На Москве не было человека, который бы не слышал гула, накатывающегося на белокаменную с западных и южных пределов. Да что гул? Москву захлестнул поток обозов из Курска, Белгорода, Ельца, Ливен, Царёва-Борисова… Поначалу для них беспрепятственно открыли городские ворота, но потом увидели — конца и края морю этому нет и белокаменной всех не принять.
Хлеб на Москве вздорожал.
На Сенном рынке за воз прелой соломы просили втрое, вчетверо противу прежнего.
Народ начал роптать, и тогда городские ворота закрыли да и помалу попробовали выбивать пришедших из Москвы. Но беспокойства и неурядицы тем только прибавили. А как иначе? Вон стрельцы бердышами баб, детишек гонят. Рёв на улицах. Москвичи, из тех кто посмирнее, дворы закрывали наглухо, как в осаде. Стоит домишка на улице, небогат, неказист, но ощетинился — не подходи! Хозяева говорили:
— Э-э-э… Знаем, видели, ощиплют, что гусей. А как жить дальше?
— Нет уж, ребята, вы мимо, мимо идите… Христос подаст.
И калитку хлоп — и на запор. Так надёжней.
Мрачно, насупленно возвышался над городом Кремль. Хода никому в твердыню царёву не было, и царя Бориса, не в пример прошлому времени, народ московский не видел. Стены Кремлёвские вроде бы потемнели, и славный их кирпич, выказывавший в дни хорошие ярый, жаркий цвет доброго обжига, как лицо человеческое в невзгоду, являл ныне серую хмурость. Башни огрузли, и Кремль, казалось, отделился от москвичей — не только налитым до краёв холодной, чёрной водой рвом, но и грозной стеной царёва отчуждения. Ильинка, Варварка, Пожар, Болото кипели от наехавшего и московского люда. Здесь были растерянность, боль, неуютство, а там, в твердыне царёвой, стояла тишина — голоса не доносилось из-за Кремлёвской стены, будто всё вымерло, застыло в странном, непонятном, страшном сне.

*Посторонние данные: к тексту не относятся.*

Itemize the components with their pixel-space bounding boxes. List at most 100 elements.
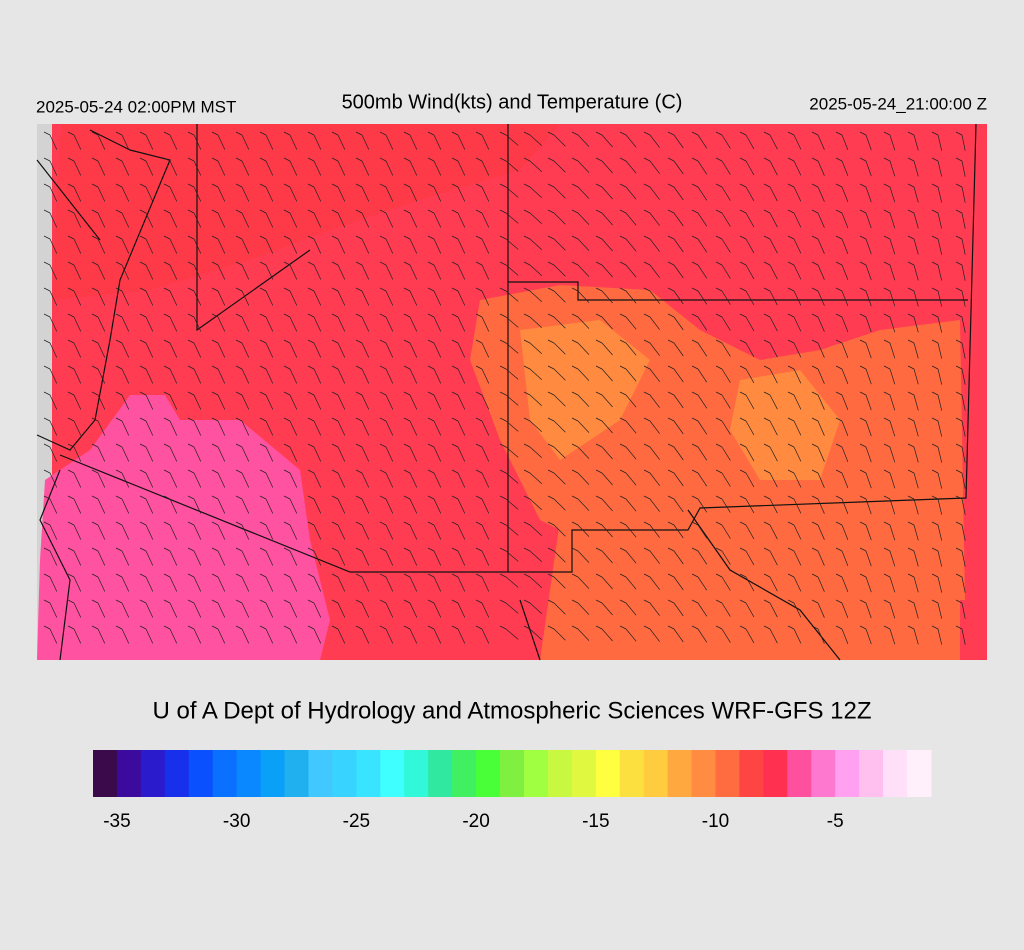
wind-barb [283, 157, 298, 176]
wind-barb [259, 417, 274, 436]
state-border [59, 454, 508, 573]
wind-barb [331, 391, 346, 410]
wind-barb [499, 391, 519, 406]
wind-barb [763, 131, 778, 150]
wind-barb [907, 469, 919, 489]
wind-barb [523, 235, 543, 251]
wind-barb [643, 339, 660, 356]
wind-barb [43, 131, 58, 150]
wind-barb [475, 625, 490, 644]
wind-barb [283, 313, 298, 332]
wind-barb [739, 443, 755, 462]
wind-barb [883, 183, 896, 203]
wind-barb [115, 131, 130, 150]
wind-barb [907, 495, 919, 515]
wind-barb [235, 313, 250, 332]
wind-barb [43, 183, 58, 202]
wind-barb [355, 365, 370, 384]
wind-barb [163, 183, 178, 202]
wind-barb [283, 209, 298, 228]
wind-barb [331, 261, 346, 280]
wind-barb [499, 443, 519, 458]
wind-barb [811, 391, 825, 410]
wind-barb [883, 261, 896, 281]
wind-barb [235, 287, 250, 306]
wind-barb [667, 521, 684, 539]
wind-barb [739, 573, 755, 592]
wind-barb [811, 313, 825, 332]
wind-barb [355, 235, 370, 254]
wind-barb [595, 573, 613, 590]
wind-barb [451, 391, 466, 410]
wind-barb [595, 547, 613, 564]
wind-barb [163, 365, 178, 384]
wind-barb [931, 469, 943, 489]
wind-barb [667, 573, 684, 591]
wind-barb [547, 573, 566, 589]
wind-barb [787, 443, 802, 462]
wind-barb [955, 469, 966, 489]
wind-barb [667, 599, 684, 617]
wind-barb [859, 261, 872, 281]
wind-barb [643, 235, 660, 252]
wind-barb [523, 183, 543, 199]
wind-barb [667, 365, 684, 383]
wind-barb [859, 443, 872, 463]
coast [36, 129, 171, 451]
wind-barb [115, 443, 130, 462]
colorbar-swatch [236, 750, 262, 797]
wind-barb [451, 495, 466, 514]
wind-barb [643, 183, 660, 200]
wind-barb [739, 365, 755, 384]
wind-barb [451, 313, 466, 332]
wind-barb [43, 443, 58, 462]
wind-barb [163, 391, 178, 410]
wind-barb [331, 313, 346, 332]
wind-barb [115, 365, 130, 384]
wind-barb [427, 547, 442, 566]
wind-barb [787, 235, 802, 254]
wind-barb [379, 183, 394, 202]
wind-barb [739, 157, 755, 176]
wind-barb [859, 235, 872, 255]
wind-barb [67, 313, 82, 332]
wind-barb [883, 573, 896, 593]
wind-barb [211, 417, 226, 436]
colorbar-swatch [260, 750, 286, 797]
wind-barb [187, 495, 202, 514]
wind-barb [259, 391, 274, 410]
wind-barb [955, 235, 966, 255]
wind-barb [187, 417, 202, 436]
wind-barb [235, 157, 250, 176]
wind-barb [883, 625, 896, 645]
wind-barb [715, 157, 731, 175]
wind-barb [931, 261, 943, 281]
wind-barb [379, 599, 394, 618]
colorbar-swatch [476, 750, 501, 797]
wind-barb [331, 625, 346, 644]
wind-barb [883, 599, 896, 619]
wind-barb [619, 235, 637, 252]
wind-barb [571, 287, 590, 303]
wind-barb [763, 339, 778, 358]
wind-barb [475, 131, 490, 150]
wind-barb [691, 443, 708, 461]
wind-barb [859, 521, 872, 541]
wind-barb [571, 469, 590, 485]
wind-barb [547, 209, 566, 225]
wind-barb [379, 521, 394, 540]
wind-barb [235, 339, 250, 358]
wind-barb [499, 183, 519, 198]
wind-barb [499, 625, 519, 640]
wind-barb [475, 599, 490, 618]
wind-barb [211, 157, 226, 176]
wind-barb [835, 625, 849, 645]
wind-barb [763, 235, 778, 254]
wind-barb [691, 417, 708, 435]
wind-barb [763, 287, 778, 306]
wind-barb [379, 495, 394, 514]
wind-barb [955, 521, 966, 541]
wind-barb [379, 443, 394, 462]
wind-barb [355, 625, 370, 644]
wind-barb [91, 183, 106, 202]
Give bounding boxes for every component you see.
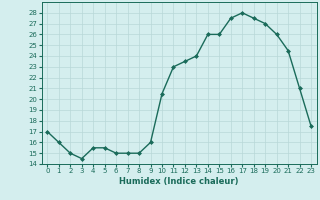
X-axis label: Humidex (Indice chaleur): Humidex (Indice chaleur) [119, 177, 239, 186]
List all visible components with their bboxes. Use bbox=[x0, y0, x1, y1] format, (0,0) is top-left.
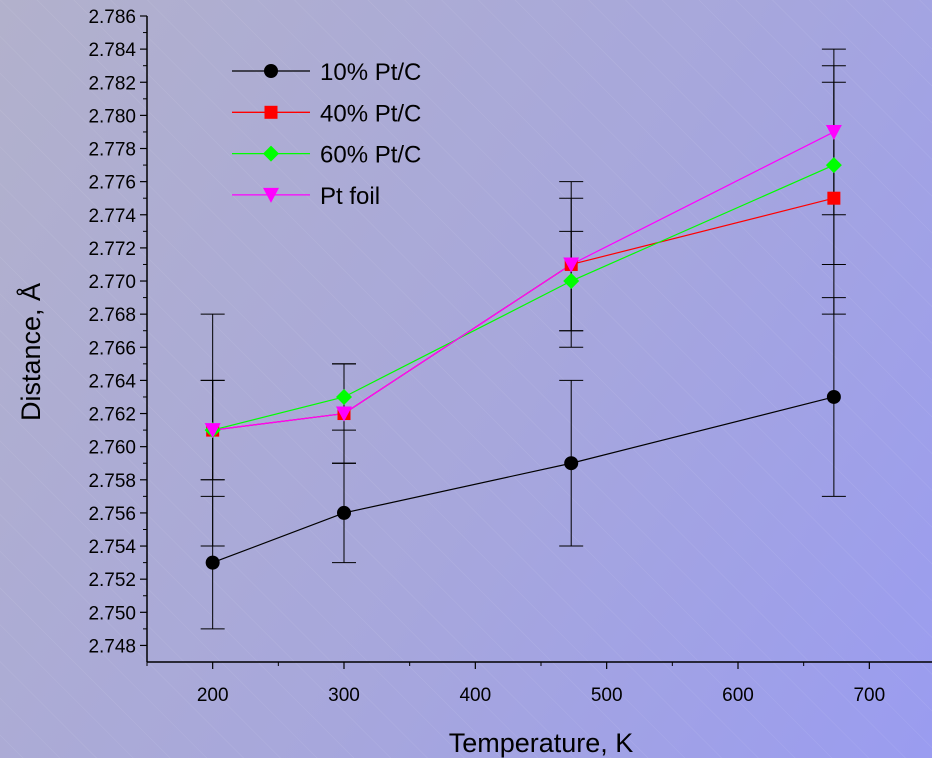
data-point bbox=[563, 273, 580, 290]
x-tick-label: 300 bbox=[328, 685, 360, 706]
y-tick-label: 2.752 bbox=[88, 570, 136, 591]
y-axis-title: Distance, Å bbox=[15, 283, 46, 421]
series-markers bbox=[204, 124, 842, 570]
y-tick-label: 2.760 bbox=[88, 438, 136, 459]
y-tick-label: 2.762 bbox=[88, 405, 136, 426]
y-tick-label: 2.774 bbox=[88, 206, 136, 227]
y-tick-label: 2.770 bbox=[88, 272, 136, 293]
data-point bbox=[205, 555, 220, 570]
series-line bbox=[212, 131, 835, 431]
y-tick-label: 2.754 bbox=[88, 537, 136, 558]
x-tick-label: 200 bbox=[197, 685, 229, 706]
error-bars bbox=[200, 48, 846, 630]
x-tick-label: 600 bbox=[722, 685, 754, 706]
x-tick-label: 400 bbox=[459, 685, 491, 706]
y-tick-label: 2.780 bbox=[88, 106, 136, 127]
legend-marker bbox=[264, 64, 278, 78]
legend-label: 10% Pt/C bbox=[320, 59, 421, 86]
y-tick-label: 2.764 bbox=[88, 371, 136, 392]
data-point bbox=[563, 257, 580, 273]
legend-label: Pt foil bbox=[320, 183, 380, 210]
legend-marker bbox=[263, 187, 279, 203]
legend-label: 40% Pt/C bbox=[320, 100, 421, 127]
x-tick-label: 500 bbox=[591, 685, 623, 706]
y-tick-label: 2.748 bbox=[88, 636, 136, 657]
data-point bbox=[825, 157, 842, 174]
y-tick-label: 2.784 bbox=[88, 40, 136, 61]
data-point bbox=[337, 505, 351, 520]
axes: 2.748 2.750 2.752 2.754 2.756 2.758 2.760 2.762… bbox=[88, 7, 932, 706]
data-point bbox=[336, 406, 352, 422]
legend: 10% Pt/C 40% Pt/C 60% Pt/C Pt foil bbox=[232, 59, 421, 210]
y-tick-label: 2.778 bbox=[88, 140, 136, 161]
legend-label: 60% Pt/C bbox=[320, 142, 421, 169]
y-tick-label: 2.786 bbox=[88, 7, 136, 28]
data-point bbox=[826, 389, 841, 404]
y-tick-label: 2.768 bbox=[88, 305, 136, 326]
y-tick-label: 2.758 bbox=[88, 471, 136, 492]
data-point bbox=[827, 191, 841, 205]
series-lines bbox=[212, 131, 835, 564]
y-tick-label: 2.776 bbox=[88, 173, 136, 194]
data-point bbox=[204, 423, 221, 439]
x-axis-title: Temperature, K bbox=[449, 728, 634, 758]
series-line bbox=[212, 396, 835, 564]
y-tick-label: 2.766 bbox=[88, 338, 136, 359]
legend-marker bbox=[263, 145, 279, 162]
data-point bbox=[825, 124, 842, 140]
data-point bbox=[564, 456, 579, 471]
legend-marker bbox=[264, 105, 278, 119]
y-tick-label: 2.772 bbox=[88, 239, 136, 260]
data-point bbox=[336, 388, 352, 405]
y-tick-label: 2.756 bbox=[88, 504, 136, 525]
y-tick-label: 2.750 bbox=[88, 603, 136, 624]
y-tick-label: 2.782 bbox=[88, 73, 136, 94]
x-tick-label: 700 bbox=[853, 685, 885, 706]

А оно и впрямь в Кремле запустело. И не то что перед Грановитой палатой, царским дворцом, на Соборной, где царю и ближним его пристало бывать, но и на Ивановской площади, всегда тесной от приказных, безлюдье и ветер, морщащий нахлюпанные дождём лужи. Пробежит поспешно человечишка из крапивного семени, прикрываясь рогожкой, и опять ветер, ветер да рябые лужи. Оловянно блестела вода, и холодно и сумно становилось на душе. А ещё неуютнее было в кривых кремлёвских улицах и переулках опальных дворов. Ветер гудел среди углов, не согретых людским теплом. Гулял по крышам, путаясь среди ветшающих бочек и полубочек теремков, посаженных над входами, переходами и прирубами. Стучал оконцами, которые забыла закрыть хозяйская рука. Барабанил в забитые двери. Печален покинутый дом. Людьми он строен и для людей, ан вот их-то не стало, и угрюмость, тревога написаны на стенах покинутого дома, тоскующего по своим хозяевам. А мест порожних и опальных в Кремле становилось всё больше. И холодны, пустотой пугающи были глаза стрельцов, торчащих одиноко у Красного царёва крыльца, на Никольском крестце, да и тут и там на Никольской улице, на Троицкой, на Спасской. И видно было: знобко им под холодным ветром, ёжились стрельцы, но велено — так стой!